The general societal setting of contemporary Swedish politics has been analysed elsewherefootnote1 by the present writer in terms of the combination of—to use Gramscian categories—working-class political dominance with a continuing latent hegemony of the bourgeoisie. This situation has positive implications for left-wing action and thinking. Working-class political dominance offers left-wing projects a higher degree of realistic possibility than is common in a bourgeois-dominated country. And the latent nature of bourgeois hegemony in Sweden—where it is not derived from a mystical legitimation of a bourgeois right to rule but is based almost exclusively on the economic role of the bourgeoisie—confers a certain intellectual openness upon the social system.
None the less, there are also several negative features in this situation. Over 30 years of government have very firmly cemented a non-socialist power structure within the sap (the Social Democratic party). The sap is strong—its membership is around 850,000, two-thirds collectively affiliated, with an annual growth of 1–2 per cent—and an economically resourceful party. It functions through well-integrated hierarchical layers of professional politicians, administrators, mp’s, municipal councillors, a host of full-time officials in and around the party (in the penumbra of unions and housing co-operatives, for example). The sap is monolithic to a degree almost unprecedented in Social Democratic history.
Government power has not only meant patronage in the simple sense. It has brought immense possibilities for the division of left-wing forces, by individual integration and the distribution of isolated little enclaves of power in which consciousness and practice become totally fragmented.
The Swedish Social Democrats have never experienced a crisis, a moment of truth, which necessitated fundamental rethinking. Absence of deep-going structural and ideological shocks is characteristic of Swedish society, in marked contrast to the general history of the European Left. The collapse of the Second International in 1914 was one such crisis. While the sap as a whole, operating in a neutral country and playing the role of loyal opposition to the reactionary war government, was not directly affected, this crisis did have a considerable meaning for the anti-militarist left of the party.
The Russian Revolution is certainly the event which has had most impact, good and bad, on the Left in Europe. The new wind was felt in Sweden too, but by this period classical pre-Leninist Social Democracy was already preponderant. Sweden was spared the full impact of the Depression, and an expansionist Social-Democratic economic policy—facilitated by the crash of the Swedish financier Krueger in the spring of 1932—was able to overcome the disaster relatively early.
After the Depression, the major international watershed of the thirties was the fight against Fascism. True, a certain solidarity with Spain was demonstrated; but for Sweden the decade of ‘The Coming Struggle for Power’ and of the Popular Front was the decade of the ‘Cow Deal’ (the co-operation between the Farmers’ Party and the Social Democrats), a start to the construction of a welfare capitalist ‘People’s Home’ and the demise of the Socialist Party. In the thirties, during the Nazi liquidation of the spd and MacDonald’s betrayal, the foundations were laid for the emergence of the sap to a certain prominence in international Social Democracy.

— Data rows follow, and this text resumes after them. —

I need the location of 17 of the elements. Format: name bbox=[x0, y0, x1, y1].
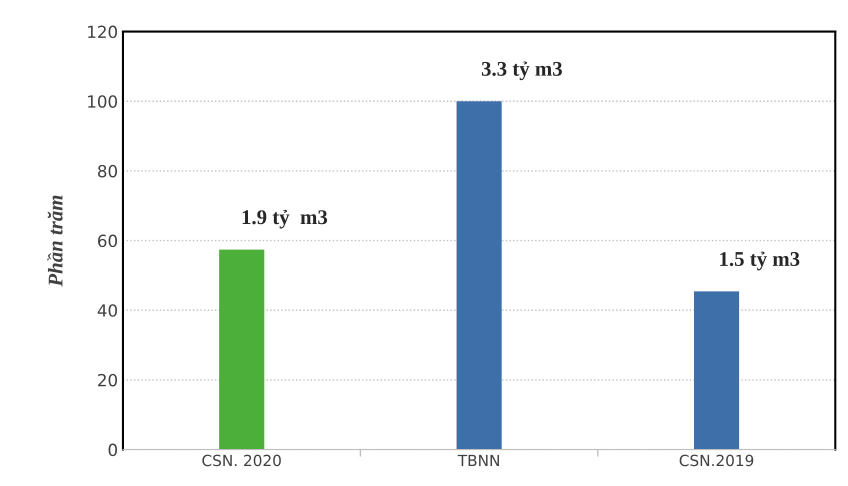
x-tick-label: TBNN bbox=[458, 454, 499, 466]
y-tick-label: 20 bbox=[98, 374, 117, 386]
y-tick-label: 60 bbox=[98, 234, 117, 248]
y-tick-label: 40 bbox=[98, 304, 117, 317]
x-tick-label: CSN. 2020 bbox=[202, 454, 281, 466]
y-tick-label: 100 bbox=[88, 95, 117, 108]
y-tick-label: 80 bbox=[98, 164, 117, 178]
y-axis-title: Phần trăm bbox=[47, 196, 63, 287]
annotation: 1.5 tỷ m3 bbox=[720, 252, 800, 270]
y-tick-label: 0 bbox=[108, 444, 117, 456]
y-tick-label: 120 bbox=[88, 26, 117, 38]
bar bbox=[456, 101, 502, 450]
bar bbox=[219, 250, 264, 450]
x-tick-label: CSN.2019 bbox=[680, 454, 754, 466]
annotation: 1.9 tỷ m3 bbox=[242, 210, 328, 229]
annotation: 3.3 tỷ m3 bbox=[482, 61, 562, 80]
bar bbox=[694, 291, 740, 450]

Following the Second World War, Sweden experienced a general drift to the left, just as there was a swing to the right when the Cold War set in. But as a country which fortunately escaped the holocaust in Europe, Sweden never experienced the formation of left-wing militants that the resistance movements brought to the occupied countries. The crises of nato, the Bomb and Imperialism were for the Swedes only distant dramas to be viewed from outside, since Sweden was not directly integrated into the imperialist system. And because of the intellectual mediocrity of the skp (the Swedish cp), and the absorption of domestic political energies from 1957 onwards around the struggle for a comprehensive pensions scheme, the traumas of 1956 were little felt in Sweden.